YoCausal: How Far is Video Generation from World Model? A Causality Perspective
Abstract
Video diffusion models exhibit arrow-of-time perception without true causal understanding, as demonstrated by a novel benchmark measuring causal cognition through reverse surprise and visual language model analysis.
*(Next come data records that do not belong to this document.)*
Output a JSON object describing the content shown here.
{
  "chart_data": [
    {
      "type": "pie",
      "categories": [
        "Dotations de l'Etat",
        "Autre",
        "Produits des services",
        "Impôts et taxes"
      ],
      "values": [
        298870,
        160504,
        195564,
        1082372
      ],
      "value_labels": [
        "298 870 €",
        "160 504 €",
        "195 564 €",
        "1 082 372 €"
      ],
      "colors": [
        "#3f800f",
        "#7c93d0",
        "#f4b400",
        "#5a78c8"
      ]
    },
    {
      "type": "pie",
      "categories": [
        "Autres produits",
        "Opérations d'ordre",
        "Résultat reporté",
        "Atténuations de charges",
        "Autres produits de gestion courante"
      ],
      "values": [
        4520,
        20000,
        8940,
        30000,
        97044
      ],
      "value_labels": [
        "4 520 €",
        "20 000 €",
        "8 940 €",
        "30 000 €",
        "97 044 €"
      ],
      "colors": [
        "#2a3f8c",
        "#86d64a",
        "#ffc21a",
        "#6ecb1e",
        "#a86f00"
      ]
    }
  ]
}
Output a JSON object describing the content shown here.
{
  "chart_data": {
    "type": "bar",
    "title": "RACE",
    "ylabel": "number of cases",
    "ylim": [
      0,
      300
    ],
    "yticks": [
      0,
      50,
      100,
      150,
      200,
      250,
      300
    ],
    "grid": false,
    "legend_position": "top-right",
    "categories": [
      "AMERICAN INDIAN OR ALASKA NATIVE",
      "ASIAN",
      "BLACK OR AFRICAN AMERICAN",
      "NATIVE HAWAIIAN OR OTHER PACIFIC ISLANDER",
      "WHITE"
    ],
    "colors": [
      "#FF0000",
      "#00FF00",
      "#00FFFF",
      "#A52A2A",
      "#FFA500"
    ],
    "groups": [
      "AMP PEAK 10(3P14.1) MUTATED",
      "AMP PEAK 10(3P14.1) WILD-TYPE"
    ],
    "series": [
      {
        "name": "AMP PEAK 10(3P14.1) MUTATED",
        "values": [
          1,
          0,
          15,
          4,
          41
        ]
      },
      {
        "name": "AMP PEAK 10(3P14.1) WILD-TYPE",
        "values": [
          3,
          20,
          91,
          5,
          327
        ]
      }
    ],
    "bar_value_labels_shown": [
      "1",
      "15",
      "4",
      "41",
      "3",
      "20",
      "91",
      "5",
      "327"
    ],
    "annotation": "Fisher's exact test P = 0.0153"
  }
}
As video diffusion models (VDMs) advance toward world models, a key question arises: do they truly understand causality, or merely overfit to statistical temporal patterns? Existing benchmarks mostly rely on synthetic data, limiting real-world generalization due to the sim-to-real gap. We present YoCausal, a two-level benchmark inspired by the Violation of Expectation (VoE) paradigm from cognitive science. By temporally reversing real-world videos at zero cost as natural counterfactual samples, YoCausal establishes an arbitrarily extensible evaluation protocol. Level 1 introduces the Reverse Surprise Index (RSI), quantifying arrow-of-time perception via denoising loss. Level 2 introduces the Causality Cognition Index (CCI), which leverages a VLM to stratify datasets into causal and non-causal subsets, disentangling genuine causal reasoning from temporal bias. Evaluation of 13 state-of-the-art VDMs reveals that perceiving the arrow of time does not imply understanding causality, and a significant gap persists relative to human-level causal cognition.
Community
As video diffusion models (VDMs) advance toward world models, a key question arises: do they truly understand causality, or merely overfit to statistical temporal patterns? Existing benchmarks mostly rely on synthetic data, limiting real-world generalization due to the sim-to-real gap. We present YoCausal, a two-level benchmark inspired by the Violation of Expectation (VoE) paradigm from cognitive science. By temporally reversing real-world videos at zero cost as natural counterfactual samples, YoCausal establishes an arbitrarily extensible evaluation protocol. Level 1 introduces the Reverse Surprise Index (RSI), quantifying arrow-of-time perception via denoising loss. Level 2 introduces the Causality Cognition Index (CCI), which leverages a VLM to stratify datasets into causal and non-causal subsets, disentangling genuine causal reasoning from temporal bias. Evaluation of 13 state-of-the-art VDMs reveals that perceiving the arrow of time does not imply understanding causality, and a significant gap persists relative to human-level causal cognition.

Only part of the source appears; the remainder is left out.